TAJUKNASIONAL.COM Dewan Pimpinan Pusat (DPP) Partai Golkar menyatakan akan menunggu isyarat dari Presiden Prabowo Subianto terkait sosok calon wakil presiden (cawapres) apabila Prabowo kembali maju pada Pilpres 2029.
Sikap itu disampaikan Sekretaris Jenderal Partai Golkar, Sarmuji, yang menyebut pembahasan pendamping Prabowo akan mengalir melalui komunikasi politik, namun pada akhirnya Golkar menyerahkan keputusan kepada Prabowo.
Di kompleks parlemen, Kamis (12/2/2026), Sarmuji menuturkan keyakinannya bahwa pembicaraan soal figur cawapres akan terjadi pada waktunya.
“Ya, nanti pasti kita ini lah, ya kan. Ada speak-speak lah, ya kan. Ada speak-speak, bisa terserah Pak Prabowo,” kata Sarmuji.
Pernyataan tersebut menegaskan bahwa Golkar belum mengunci nama pendamping, dan masih menempatkan Prabowo sebagai pusat keputusan untuk konfigurasi Pilpres mendatang.
Pada saat yang sama, Sarmuji menekankan fokus Golkar saat ini adalah mengawal pemerintahan Prabowo-Gibran sampai akhir masa jabatan.

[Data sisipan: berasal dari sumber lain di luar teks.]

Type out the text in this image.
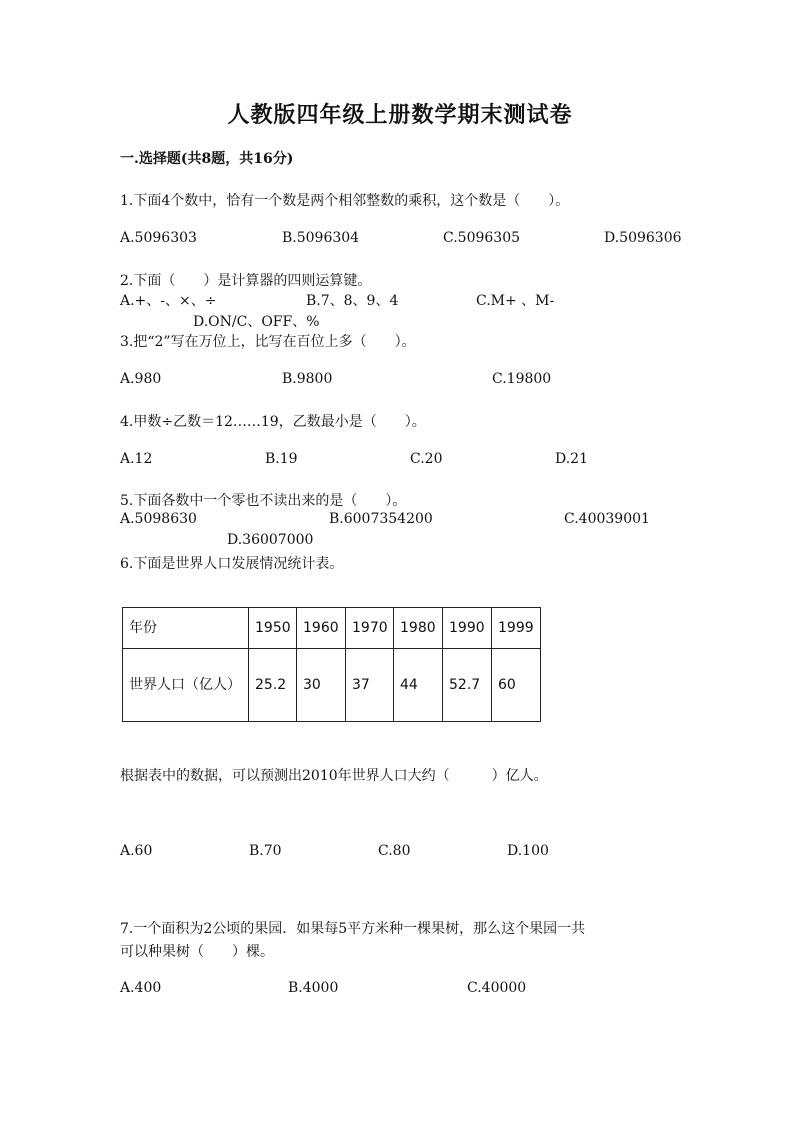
人教版四年级上册数学期末测试卷
一.选择题(共8题，共16分)
1.下面4个数中，恰有一个数是两个相邻整数的乘积，这个数是（　　）。
A.5096303	B.5096304	C.5096305	D.5096306
2.下面（　　）是计算器的四则运算键。
A.+、-、×、÷	B.7、8、9、4	C.M+ 、M-
D.ON/C、OFF、%
3.把“2”写在万位上，比写在百位上多（　　）。
A.980	B.9800	C.19800
4.甲数÷乙数＝12……19，乙数最小是（　　）。
A.12	B.19	C.20	D.21
5.下面各数中一个零也不读出来的是（　　）。
A.5098630	B.6007354200	C.40039001
D.36007000
6.下面是世界人口发展情况统计表。
年份	1950	1960	1970	1980	1990	1999
世界人口（亿人）	25.2	30	37	44	52.7	60
根据表中的数据，可以预测出2010年世界人口大约（　　　）亿人。
A.60	B.70	C.80	D.100
7.一个面积为2公顷的果园．如果每5平方米种一棵果树，那么这个果园一共
可以种果树（　　）棵。
A.400	B.4000	C.40000
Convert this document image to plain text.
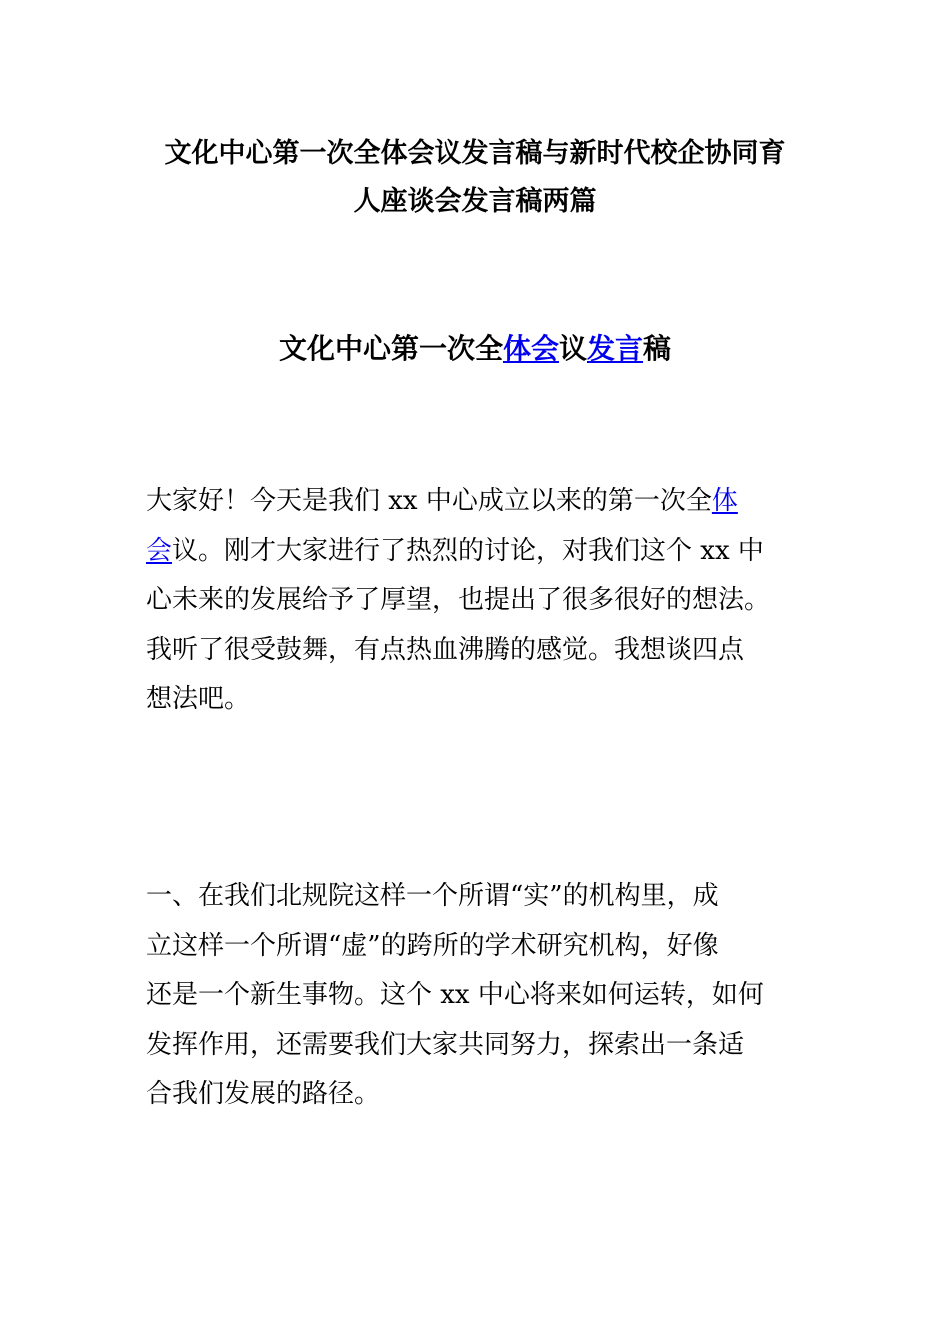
文化中心第一次全体会议发言稿与新时代校企协同育
人座谈会发言稿两篇
文化中心第一次全体会议发言稿

大家好！今天是我们 xx 中心成立以来的第一次全体
会议。刚才大家进行了热烈的讨论，对我们这个 xx 中
心未来的发展给予了厚望，也提出了很多很好的想法。
我听了很受鼓舞，有点热血沸腾的感觉。我想谈四点
想法吧。

一、在我们北规院这样一个所谓“实”的机构里，成
立这样一个所谓“虚”的跨所的学术研究机构，好像
还是一个新生事物。这个 xx 中心将来如何运转，如何
发挥作用，还需要我们大家共同努力，探索出一条适
合我们发展的路径。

Narasi “dukung sampai selesai” juga disampaikan jajaran pimpinan partai dalam beberapa kesempatan, merujuk pada keputusan partai yang menegaskan komitmen terhadap pemerintahan yang diusung.
Dalam kacamata Golkar, stabilitas dukungan itu penting agar program pemerintahan berjalan, sekaligus membangun prasyarat politik jika Prabowo dinilai layak kembali maju.
Sarmuji juga mengaitkan peluang Prabowo maju periode kedua dengan faktor kinerja dan penerimaan publik.
Dalam sejumlah pemberitaan, ia menyebut dukungan Pilpres 2029 akan lebih “mudah” jika visi dan target Prabowo tercapai—sejalan dengan sikap partai yang ingin memastikan pemerintahan bekerja efektif di tengah ekspektasi besar masyarakat.